Hope this isn't too much info but here we go...
1. Satanism has been many thing to me over the years, my understanding has evolved over time. But one thing that has always stuck with me is that it's a path of being true to yourself and not acquiescing to outside forces. It's about individuality and empowerment. It's a path of perseverance and growing understanding.
I feel that Satan is the personification of all cosmic force when it comes down to it, and one of my goals is the cessation of the self-imposed barrier between self and Satan. This is done by imitating and emulating Satan and it's characteristics. To literally live as a Satan in daily life as much as possible. But I've always been a bit' of a pantheist so my views on the matter will probably vary from the anti-theistic LaVeyans and also by contrast the more theistic Satanists.
I would describe my 'faith' (I really wouldn't call it faith, it's more of a process or tool as well as a way of life) as pantheistic and naturalistic. I don't believe in supernaturalism but I believe in the power of the mind and in 'magic'.
I also believe in Satan, in a more manifested form as both an archetype (that one assumes) and a spirit (or multiple spirits), or at least perceived as that by those experiencing it. The perception of it my mind gets kind of fuzzy because of my nondual philosophical position. It can manifest in duality but ultimately it traces back to a 'meta' which is the all encompassing Satan so to speak. Really in my mind literally everything is Satan; opposition.
2. Rituals used to be a much more typical way for me to give worship and to enhance my magical abilities. Now days I mostly meditate and focus energy through that or through music. I also am involved in a lot of elemental and energy work when I meditate or just when bored.
In my daily life I mostly don't give a care what people think about me or how they perceive me and apparently that shows at least IRL. Anyways I credit that and my general nonchalant outlook on my Satanic views. While I feel it's my obligation to help those I can actually help, I recognize that most are beyond saving or worse want to take advantage of me. My Satanic values have actually led to a greater understanding of people over time and made me less quick to judge and quicker to forgive least I made a mistake (two tics for one tat in game theory).

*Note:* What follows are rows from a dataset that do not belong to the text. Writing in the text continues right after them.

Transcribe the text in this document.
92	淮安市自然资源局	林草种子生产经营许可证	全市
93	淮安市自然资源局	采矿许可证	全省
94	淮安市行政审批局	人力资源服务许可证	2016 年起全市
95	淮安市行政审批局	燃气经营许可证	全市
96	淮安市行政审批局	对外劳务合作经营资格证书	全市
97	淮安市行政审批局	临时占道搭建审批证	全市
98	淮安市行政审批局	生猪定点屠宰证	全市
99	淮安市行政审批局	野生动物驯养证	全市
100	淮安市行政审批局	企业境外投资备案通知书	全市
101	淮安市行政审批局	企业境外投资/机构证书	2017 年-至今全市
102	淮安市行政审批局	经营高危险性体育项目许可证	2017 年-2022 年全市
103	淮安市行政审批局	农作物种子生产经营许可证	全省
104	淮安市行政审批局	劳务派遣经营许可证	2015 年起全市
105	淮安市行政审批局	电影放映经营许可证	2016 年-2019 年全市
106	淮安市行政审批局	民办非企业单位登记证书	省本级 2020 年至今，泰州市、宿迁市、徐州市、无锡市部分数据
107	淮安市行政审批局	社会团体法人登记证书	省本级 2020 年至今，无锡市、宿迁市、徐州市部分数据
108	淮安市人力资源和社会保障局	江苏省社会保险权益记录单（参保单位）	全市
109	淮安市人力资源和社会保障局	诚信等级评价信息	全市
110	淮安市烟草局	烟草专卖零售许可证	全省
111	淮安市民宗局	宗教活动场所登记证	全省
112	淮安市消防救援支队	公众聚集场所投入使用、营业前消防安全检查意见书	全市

Another big thing I do is try to break my own limits. That can be a taboo, something I'm afraid of or just opening my mind to a new perspective or something daunting. I know this doesn't have to be religious but in the context I do it it's kind of important to the Left Hand Path as I practice it.
I really value discipline and learning, but in the kind of way that would be expected of an initiate seeking to master something. That kind of discipline takes holding yourself accountable to yourself. I also value truth and revelation, as well as strength. I have a system of honor of sorts, but it's probably too complicated to get into but I always try to be fair and open minded due to my own experience living as a Satanist and seeing my own change throughout the years due to my beliefs and practices.